Le feu Roi demandoit une fois: «De quel ordre est ce portrait (c'étoit aux Feuillants)?--C'est de l'ordre _des Feuillants_,» dit M. de Montbazon.
Il disoit: «Nous voilà à l'année qui vient.»
M. de Montbazon a fait mettre sur la porte d'une écurie à Rochefort, le 25 octobre l'an 1637: «J'ai fait faire cette porte-ci pour entrer dans mon écurie.»
Il mourut cinq ou six ans devant sa femme.
M. D'AVAUGOUR.
C'est le frère de madame de Montbazon; pour le visage, il étoit plus beau qu'elle; mais il n'avoit point bonne mine. Il ne manque pas d'esprit, mais il est bizarre et aime le procès; il plaide avec toutes ses soeurs et sa mère; point de réputation du côté de la bravoure. Il épousa, en premières noces, la fille du comte Du Lude, encore enfant; il en fut jaloux. Elle mourut pour s'être blessée, si je ne me trompe, et on murmura pourtant un peu contre le mari; mais je ne le tiens nullement coupable de sa mort. En secondes noces, il a épousé mademoiselle de Clermont d'Entragues, celle qui croyoit que Montausier lui en vouloit et n'osoit le dire. La vanité d'avoir un manteau ducal, car cet homme en a un, et nonobstant l'arrêt du temps d'Henri IV, qui défend à toutes personnes de prendre le nom de Bretagne, il le prend hautement, et ses sujets le traitent d'Altesse. Il dit qu'il n'y a que sa mère qui n'ait point eu le tabouret. Il diroit plus vrai s'il disoit qu'il n'y a eu que la femme du chef de la maison, qui, comme j'ai dit, étoit frère bâtard de la reine Anne de Bretagne qui l'ait eu, et ce fut en considération de ce qu'elle venoit de Charles de Blois, qui avoit disputé la Duché[400].

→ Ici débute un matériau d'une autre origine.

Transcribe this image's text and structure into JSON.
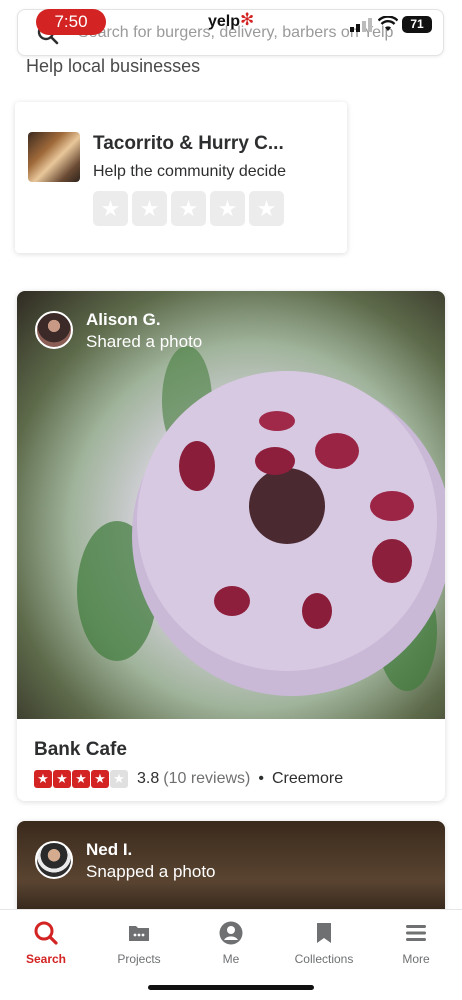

[400] A la maison de Montfort.
Il a eu cinq mères à la fois: madame de La Varenne, madame de Vertus, madame Feydeau, la comtesse Du Lude et madame de Clermont.

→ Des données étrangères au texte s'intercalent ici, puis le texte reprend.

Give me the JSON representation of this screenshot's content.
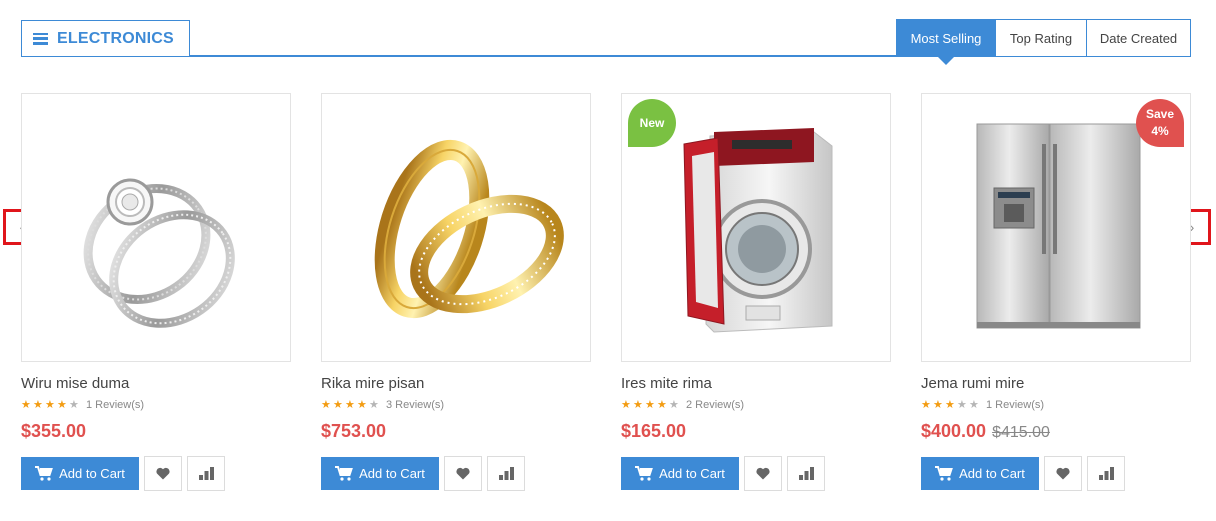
{
  "category": {
    "title": "ELECTRONICS",
    "icon": "hamburger-menu-icon"
  },
  "tabs": [
    {
      "label": "Most Selling",
      "active": true
    },
    {
      "label": "Top Rating",
      "active": false
    },
    {
      "label": "Date Created",
      "active": false
    }
  ],
  "nav": {
    "prev": "‹",
    "next": "›"
  },
  "colors": {
    "accent": "#3d8ad6",
    "price": "#e0514f",
    "new_badge": "#7ac142",
    "star": "#f39c12"
  },
  "products": [
    {
      "name": "Wiru mise duma",
      "rating": 3.5,
      "reviews": "1 Review(s)",
      "price": "$355.00",
      "old_price": "",
      "badge": "",
      "image": "diamond-ring-set",
      "cart_label": "Add to Cart"
    },
    {
      "name": "Rika mire pisan",
      "rating": 4.5,
      "reviews": "3 Review(s)",
      "price": "$753.00",
      "old_price": "",
      "badge": "",
      "image": "gold-wedding-bands",
      "cart_label": "Add to Cart"
    },
    {
      "name": "Ires mite rima",
      "rating": 4,
      "reviews": "2 Review(s)",
      "price": "$165.00",
      "old_price": "",
      "badge": "New",
      "image": "washing-machine",
      "cart_label": "Add to Cart"
    },
    {
      "name": "Jema rumi mire",
      "rating": 3,
      "reviews": "1 Review(s)",
      "price": "$400.00",
      "old_price": "$415.00",
      "badge": "Save\n4%",
      "image": "refrigerator",
      "cart_label": "Add to Cart"
    }
  ]
}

Mademoiselle de Clermont, qui a de l'esprit, vit bientôt qu'elle avoit fait une sottise; car cet homme ne bouge de chez lui à Clisson, et, en huit ans, elle n'est venue qu'un pauvre petit voyage à Paris; encore fut-ce pour un procès. Cette maison a sept ponts-levis, et ce sont des précipices tout autour. Elle appartenoit autrefois, je pense, au connétable de Clisson, qui la fortifia ainsi contre le duc de Bretagne. Là, cet homme s'est amusé à faire une grande dépense en serrures; pour tout le reste il est avare[401]. Je ne voudrois point d'un mari qui ne dépensât qu'en serrures.

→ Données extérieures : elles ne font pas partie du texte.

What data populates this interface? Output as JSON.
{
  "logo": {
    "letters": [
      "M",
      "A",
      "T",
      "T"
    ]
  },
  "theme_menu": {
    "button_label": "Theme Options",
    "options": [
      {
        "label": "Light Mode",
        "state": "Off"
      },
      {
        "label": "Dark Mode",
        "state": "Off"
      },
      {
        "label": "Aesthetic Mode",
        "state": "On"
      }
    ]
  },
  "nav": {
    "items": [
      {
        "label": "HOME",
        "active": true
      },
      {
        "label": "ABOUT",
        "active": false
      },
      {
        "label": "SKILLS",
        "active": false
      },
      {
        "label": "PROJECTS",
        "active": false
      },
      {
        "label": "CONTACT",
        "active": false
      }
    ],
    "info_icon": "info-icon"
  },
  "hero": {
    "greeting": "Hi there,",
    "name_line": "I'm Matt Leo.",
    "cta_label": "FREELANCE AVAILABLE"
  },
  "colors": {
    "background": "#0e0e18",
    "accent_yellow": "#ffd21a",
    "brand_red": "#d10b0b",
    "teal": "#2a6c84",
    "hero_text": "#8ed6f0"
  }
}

[401] On dit qu'il a parqueté une écurie. (T.)
Il épousa, en premières noces, mademoiselle Du Lude, une des plus belles et des plus douces personnes de ce siècle. Il en devint jaloux sans sujet; mais, comme on l'a vu par la suite, il étoit impuissant. Sa seconde femme a dit depuis, comme on lui proposoit de l'en délivrer en lui faisant un procès sur l'impuissance: «Qu'une honnête femme ne se plaignoit jamais de cela.» La petite-vérole étant à Clisson dans toutes les maisons de la ville, il obligea sa femme d'y aller; elle se trouva mal aussitôt, et elle entendit qu'il disoit au médecin: «Pour son visage, je ne m'en soucie guère; mais il ne faut pas qu'elle meure.» Elle fut assez sage pour n'en rien témoigner; mais elle n'en mourut pas moins. Gens qui s'y connoissent m'ont dit qu'elle étoit plus belle que madame de Roquelaure, sa cadette.
En se mariant, il vouloit qu'on s'obligeât à lui donner le deuil de M. de Clermont, qui étoit déjà assez vieux. Voyez le bel article. Ce fut du temps que le Prince étoit à Lérida. Arnauld envoya sur cela des vers que voici à madame de Rambouillet:
Prince breton, prince breton, Vous êtes un joli poupon D'épouser notre demoiselle; Elle est si bonne, elle est si belle; D'or elle a plus d'un million. Elle en emplira votre écuelle, Prince breton.
Prince breton, prince breton, Vous avez un bien gros menton Pour si blanche et blonde femelle. Que si jamais dans sa cervelle Se fourroit quelque amour fripon, Ma foi, vous en auriez dans l'aile, Prince breton.